In order to determine and understand internal rate of return you will need to understand the concept of net present value. The reason that a company will make an investment is that they will receive some financial benefit at a future date. Net present value is the current value of payments that you will receive at a future date. Basically, it answers the question, 'What is the value today of money that I will receive in the future?' This number is important to understand because it is an integral part of understanding internal rate of return.

Importance of Internal Rate of Return

Internal rate of return is the value of an investment when the net present value equals zero. This means that internal rate of return measures the value of a project that is greater than the current value of a project. This allows a business to compare the value of multiple investments.

Huppy Manufacturing is determining how to spend their money. They can either take their money and invest it in the stock market, or they can purchase a new machine that will increase production. After doing the calculations for both they have determined the following:

Internal Rate of Return for the stock market: 3%

Internal Rate of Return for the new machine: 9%

Using this information they would decide on the machine, since it has a greater internal rate of return than an investment in the stock market.

The Variables

There are two variables that you will need to determine before you can calculate the internal rate of return.

  1. The amount of the initial investment. This is how much money a company will spend in order to gain a return on an investment. Huppy Manufacturing purchases a machine for $20,000 and expects that machine to increase production for the next two years.
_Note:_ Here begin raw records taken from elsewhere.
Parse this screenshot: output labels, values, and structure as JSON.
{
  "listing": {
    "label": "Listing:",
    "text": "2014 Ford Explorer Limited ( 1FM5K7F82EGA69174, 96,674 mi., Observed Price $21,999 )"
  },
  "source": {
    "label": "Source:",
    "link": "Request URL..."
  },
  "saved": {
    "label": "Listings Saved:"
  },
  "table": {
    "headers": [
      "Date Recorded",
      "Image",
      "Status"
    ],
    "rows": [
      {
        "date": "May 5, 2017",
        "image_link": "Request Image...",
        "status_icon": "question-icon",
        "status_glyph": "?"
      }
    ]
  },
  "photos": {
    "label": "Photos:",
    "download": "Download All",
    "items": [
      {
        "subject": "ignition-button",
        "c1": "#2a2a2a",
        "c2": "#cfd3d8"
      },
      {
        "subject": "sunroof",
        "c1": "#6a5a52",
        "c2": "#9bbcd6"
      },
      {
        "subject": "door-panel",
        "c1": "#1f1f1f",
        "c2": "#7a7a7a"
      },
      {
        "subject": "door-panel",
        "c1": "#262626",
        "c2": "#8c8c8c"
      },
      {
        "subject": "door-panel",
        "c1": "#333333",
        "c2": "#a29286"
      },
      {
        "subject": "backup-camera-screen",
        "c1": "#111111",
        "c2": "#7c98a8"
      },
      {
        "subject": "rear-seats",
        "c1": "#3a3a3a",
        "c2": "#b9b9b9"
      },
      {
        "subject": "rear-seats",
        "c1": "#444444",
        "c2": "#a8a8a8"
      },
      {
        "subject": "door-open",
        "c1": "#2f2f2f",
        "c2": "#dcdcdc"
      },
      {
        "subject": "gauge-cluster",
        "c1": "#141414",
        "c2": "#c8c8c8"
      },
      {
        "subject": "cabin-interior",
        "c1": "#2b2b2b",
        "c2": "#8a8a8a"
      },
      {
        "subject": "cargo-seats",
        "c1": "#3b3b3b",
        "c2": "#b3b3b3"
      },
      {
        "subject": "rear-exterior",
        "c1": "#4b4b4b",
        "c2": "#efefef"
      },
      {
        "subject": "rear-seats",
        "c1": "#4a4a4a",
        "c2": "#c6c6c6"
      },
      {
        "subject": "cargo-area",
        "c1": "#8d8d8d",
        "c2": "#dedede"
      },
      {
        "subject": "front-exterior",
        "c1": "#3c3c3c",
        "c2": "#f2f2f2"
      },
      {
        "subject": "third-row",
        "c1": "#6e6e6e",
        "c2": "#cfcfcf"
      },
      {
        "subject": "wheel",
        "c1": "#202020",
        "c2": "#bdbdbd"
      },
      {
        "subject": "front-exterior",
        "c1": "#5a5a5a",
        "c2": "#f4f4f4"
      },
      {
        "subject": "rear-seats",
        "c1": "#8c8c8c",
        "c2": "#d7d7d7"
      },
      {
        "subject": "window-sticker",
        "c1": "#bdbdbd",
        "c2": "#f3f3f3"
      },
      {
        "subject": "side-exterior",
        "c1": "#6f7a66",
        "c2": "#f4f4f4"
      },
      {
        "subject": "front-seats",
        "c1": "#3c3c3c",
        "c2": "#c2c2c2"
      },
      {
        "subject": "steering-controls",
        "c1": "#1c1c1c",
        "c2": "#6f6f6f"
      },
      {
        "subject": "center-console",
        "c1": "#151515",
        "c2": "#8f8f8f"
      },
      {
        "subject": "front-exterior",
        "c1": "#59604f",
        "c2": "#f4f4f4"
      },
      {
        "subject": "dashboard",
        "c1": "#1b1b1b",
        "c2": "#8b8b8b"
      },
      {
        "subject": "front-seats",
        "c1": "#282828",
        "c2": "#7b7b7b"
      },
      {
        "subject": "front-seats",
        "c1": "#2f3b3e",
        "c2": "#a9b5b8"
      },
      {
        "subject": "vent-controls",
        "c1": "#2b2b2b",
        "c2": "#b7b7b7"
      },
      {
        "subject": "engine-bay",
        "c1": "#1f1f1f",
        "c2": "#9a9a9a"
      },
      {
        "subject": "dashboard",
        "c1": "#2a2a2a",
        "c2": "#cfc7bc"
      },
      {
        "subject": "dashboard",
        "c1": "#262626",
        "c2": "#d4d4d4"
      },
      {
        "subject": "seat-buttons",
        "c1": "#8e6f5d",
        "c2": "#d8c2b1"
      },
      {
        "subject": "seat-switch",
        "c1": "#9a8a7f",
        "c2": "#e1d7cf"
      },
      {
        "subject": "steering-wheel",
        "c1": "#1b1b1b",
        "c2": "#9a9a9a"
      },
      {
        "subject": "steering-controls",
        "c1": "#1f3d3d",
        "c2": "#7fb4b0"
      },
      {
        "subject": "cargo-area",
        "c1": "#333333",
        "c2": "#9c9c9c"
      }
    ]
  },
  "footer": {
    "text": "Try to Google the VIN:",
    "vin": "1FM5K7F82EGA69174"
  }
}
The amount of the initial investment will be $20,000. Note that this will always be a negative number in the formula as it is a cash outlay. We will abbreviate this as I.
  2. The amount of money that the project will pay out for each year. Huppy Manufacturing expects the purchase of the new machine will increase revenue by $15,000 in the first year, $10,000 in the second year and $5,000 in the third year. The payout for year one is $15,000, the payout for year two is $10,000 and the payout for year three is $5,000. We will abbreviate this as C.

The Calculation

Once you have determined the variables you can now set up the calculation. We will abbreviate internal rate of return as IRR. The formula is as follows:

0 = I + (C1 / (1+IRR)) + (C2 / (1+IRR)^2) +... (Cn / (1+IRR)^n)

In this formula C1 is the cash flow of the investment from the first year and C2 is the cash flow from the second year. The formula will continue with this pattern for every year that a cash flow can be determined.

Let's use our numbers from the Huppy Manufacturing example to see how the formula works:

0 = -$20,000 + ($15,000 / (1+IRR)) + ($10,000 / (1+IRR)^2) + ($5,000 / (1+IRR)^3)

Remember that the initial investment is a cash outlay, so it will always be a negative number.